Een groot uitgevallen dierentuin

Herbert Blankesteijn, NRC Handelsblad 17-2-'94


Het nationale park Amboseli in het zuiden van Kenia is berucht om zijn stof - een poeder van fijngemalen vulkanische klei dat zonder mededogen doordringt in kleren, longen en fototoestellen. Beroemd is het park vanwege het wild. Juist in de droge, stoffige tijd struikel je over de zebra's, wildebeesten, giraffen en gazelles. Tal van andere soorten, zoals olifanten en buffels, zijn met wat geduld ook voor de lens te krijgen.

'In de regentijd vind je nauwelijks wild hier,' zegt bioloog Bert Toxopeus. 'Alles trekt dan het park uit, vooral naar het noorden en noordoosten, naar streken waar door de regen eiwitrijk gras de grond uit komt zetten. De voortplantingscyclus van zebra en wildebeest is daar zelfs op afgestemd: in de regentijd kalven ze. De moeders hebben dan een eiwitrijke voeding juist als ze dat, in verband met het zogen, het hardst nodig hebben. In de droge tijd moeten ze naar het park terug. Dat ligt aan de voet van de Kilimanjaro en dank zij het regen- en smeltwater zijn daar bronnen die nooit opdrogen.'

Het park Amboseli is klein: dertig km lang en gemiddeld zo'n tien breed. Het Amboseli-ecosysteem, het gebied waarvan de dieren afhankelijk zijn die in de droge tijd in het park verblijven, is veel groter. Dat omvat duizenden vierkante kilometers. Zonder deze achtertuin, en zonder de vrijheid voor het wild om het park in en uit te trekken, wordt Amboseli een groot uitgevallen dierentuin met een fractie van het aantal wilde dieren dat nu het ecosysteem bevolkt.

Het is niet denkbeeldig dat dit gebeurt. Steeds meer gebieden buiten het nationale park worden gereserveerd voor de landbouw en worden in verband daarmee omheind. De neiging van de Masai-herders om met hekken eigen stukken grond af te bakenen neemt ook toe. Grootgrondbezitters uit de regeringselite in Nairobi geven daarbij het slechte voorbeeld. Het wild wordt zo beroofd van zijn trekmogelijheden.

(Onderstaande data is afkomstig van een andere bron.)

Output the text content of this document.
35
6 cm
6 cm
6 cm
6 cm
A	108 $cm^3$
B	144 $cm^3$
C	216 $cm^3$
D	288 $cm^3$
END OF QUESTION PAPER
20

Ook los van territoriumkwesties is de natuur rond Amboseli in het defensief. Twee jaar geleden is de laatste leeuw aan een speer geregen. Roofdieren vormen volgens Toxopeus geen bedreiging voor het vee van de Masai, maar de herders uiten zo hun onvrede over het Keniaanse natuurbeleid, waardoor ze zich benadeeld voelen. Met de neushoorns is het eveneens een aflopende zaak. Er zijn er nog maar een paar. Het toerisme legt een heel eigen druk op het systeem: cheetahs gaan pas jagen als de busjes met kortgebroekte, plaatjes schietende blanken het park uit zijn. Tijd om aan voedsel te komen hebben ze dus maar van sluitingstijd tot donker, en dat is hooguit een uurtje.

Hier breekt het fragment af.